Customers frustrated by banks’ controversial new fees are finding out what industry insiders have known for years: It is not so easy to disentangle your life from your bank. The Internet banking services that have been sold to customers as conveniences, like online bill paying, also serve as powerful tethers that keep customers from jumping to another institution.
Tedd Speck, a 49-year-old market researcher in Kent, Conn., was furious about Bank of America’s planned $5 monthly fee for debit card use. But he is staying put after being overwhelmed by the inconvenience of moving dozens of online bill paying arrangements to another bank. “I’m really annoyed,” he said, “but someone at Bank of America made that calculation and they made it right.”
Former bankers and market researchers say that it’s no accident. The steady expansion of online bill paying, they say, has emboldened Bank of America, as well as rivals like Wells Fargo, JPMorgan Chase and SunTrust, to turn to new fees on customer accounts as other sources of revenue dry up. The fees have caused an uproar among consumers and drawn sharp criticism from politicians, including President Barack Obama.

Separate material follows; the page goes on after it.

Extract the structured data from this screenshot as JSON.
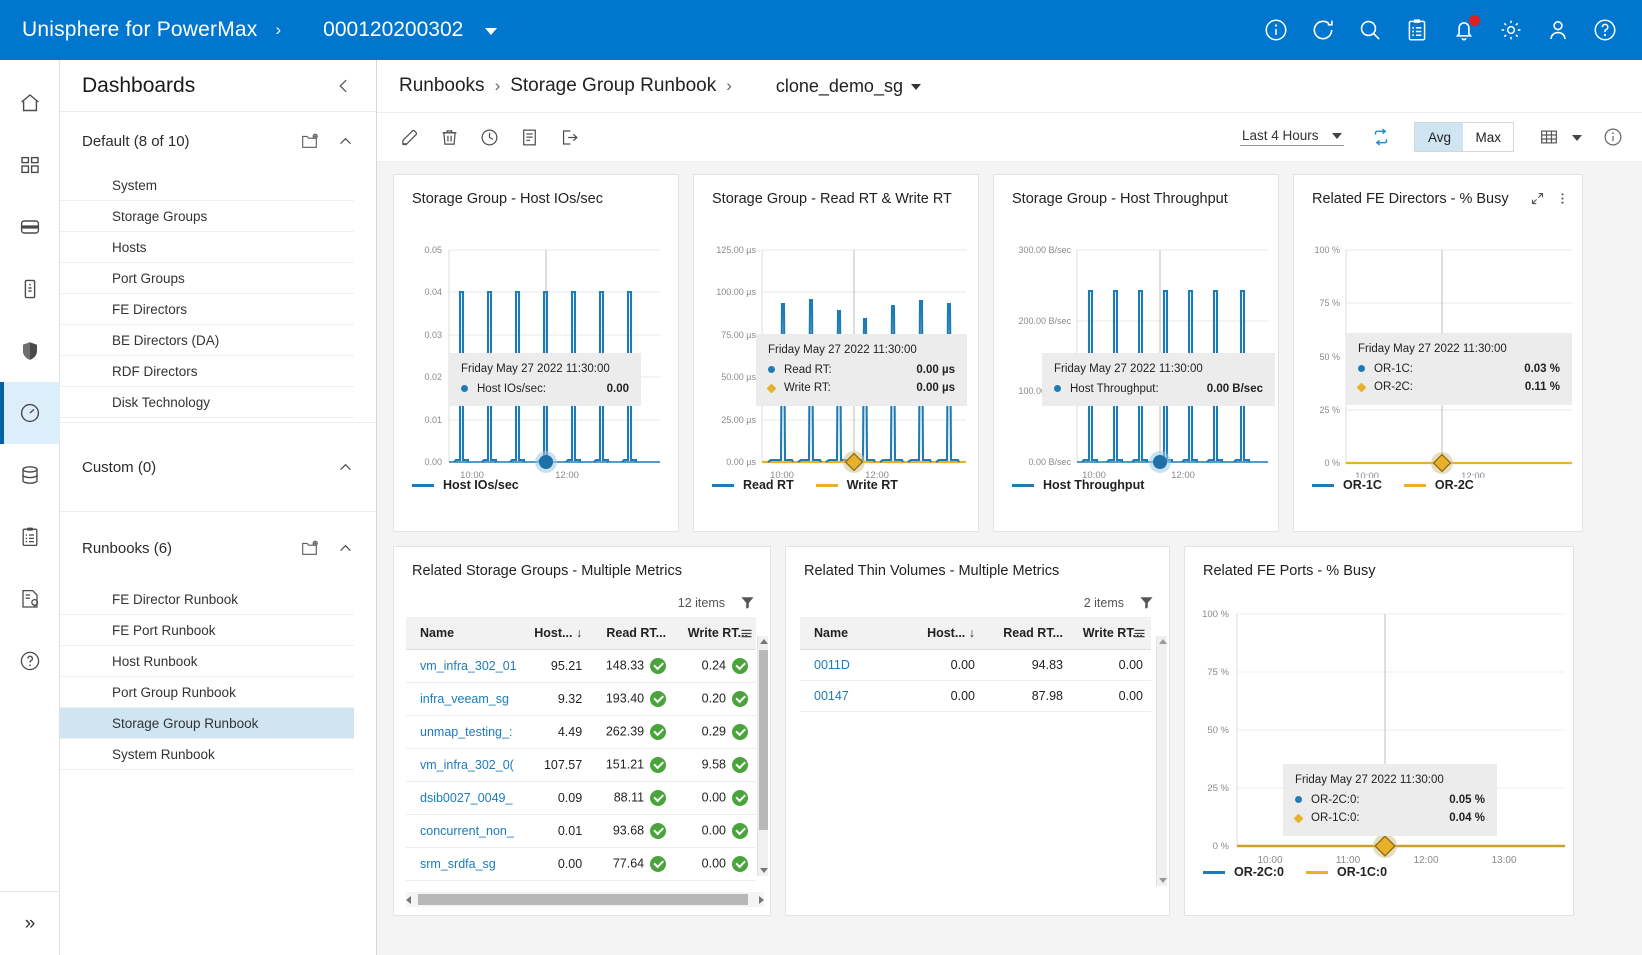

“The technology locks you in and they’re keenly aware of it,” said Robert Smith, who was chief executive of Security Pacific when it was bought by Bank of America in 1992. “It’s very hard for consumers to just ditch that.”
While consumers may not be accustomed to paying for fees for various services, the convenience of online banking provides an impediment for customers to change accounts, and provides a way for banks to reduce attrition.
As more customers use online banking, they see the value it, and mobile banking, can offer. And as they see their user experiences and overall interaction experience with their financial institutions improving, some will likely place a reduced emphasis on fees, and more attention on the overall value proposition the bank offers.